Jan Rosák y Zbyněk Merunka, figuras destacadas de la televisión checa, pasaron de ser mejores amigos y colegas a mantener una relación marcada por la amargura. Ambos fueron estrellas de TV Nova, donde Rosák se encargaba de conducir concursos y Merunka presentaba el noticiero Televizní noviny.
Su vínculo iba más allá de lo profesional, ya que durante años fueron vecinos en Mníšek pod Brdy. Todo comenzó a finales de los años 90, cuando Rosák adquirió un terreno cerca del castillo para construir su hogar, convenciendo posteriormente a Merunka y a su familia para que se mudaran a la misma localidad.
A principios del nuevo milenio, la relación se estrechó aún más a través de los negocios. Rosák compró una antigua cervecería al ayuntamiento, transformándola en un complejo que incluía apartamentos, un salón country, el teatro Kája Mařík, una cafetería y un restaurante. En este espacio, Rosák alquiló un local a Merunka, quien abrió su propia pastelería denominada “Meruňka”.
Sin embargo, el éxito empresarial no evitó que la amistad sufriera graves fracturas. Según relató Zbyněk Merunka en el boletín mníšecko-podbrdský zpravodaj, el conflicto surgió debido a la gestión de la pastelería. Tras cinco años en el local original, las tensiones crecieron con la propietaria del inmueble, Jiřina, esposa de Jan Rosák.

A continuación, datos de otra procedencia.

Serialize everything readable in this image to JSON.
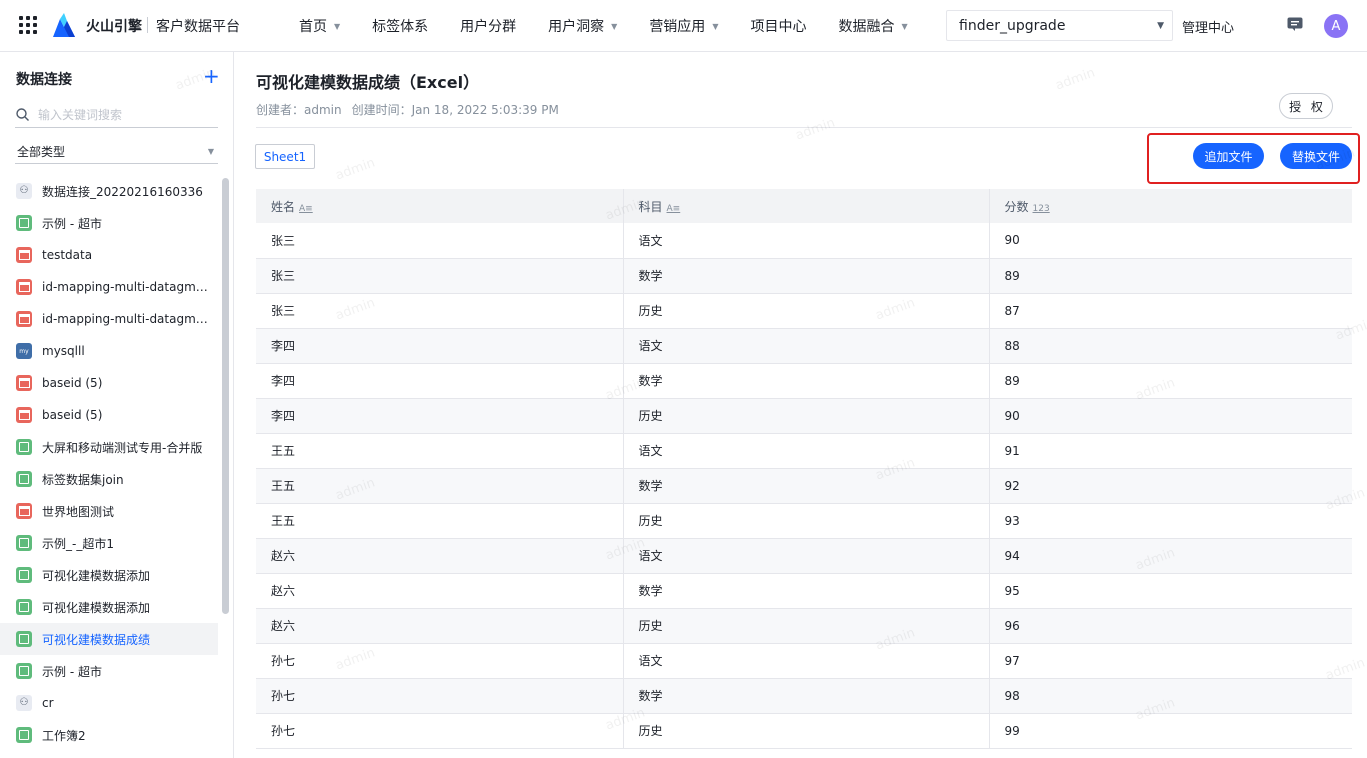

Esta situación llevó a Merunka a trasladar su negocio y la producción a la plaza F. X. Svobody. No obstante, el cambio no resultó favorable: el establecimiento decayó debido a la disminución de clientes y a que su pastelera se tomó una licencia por maternidad.
En declaraciones para el diario Aha!, Merunka lamentó que la propietaria del inmueble quisiera enriquecerse gracias a su trabajo, señalando que, actualmente, ella es quien opera la pastelería en el lugar original.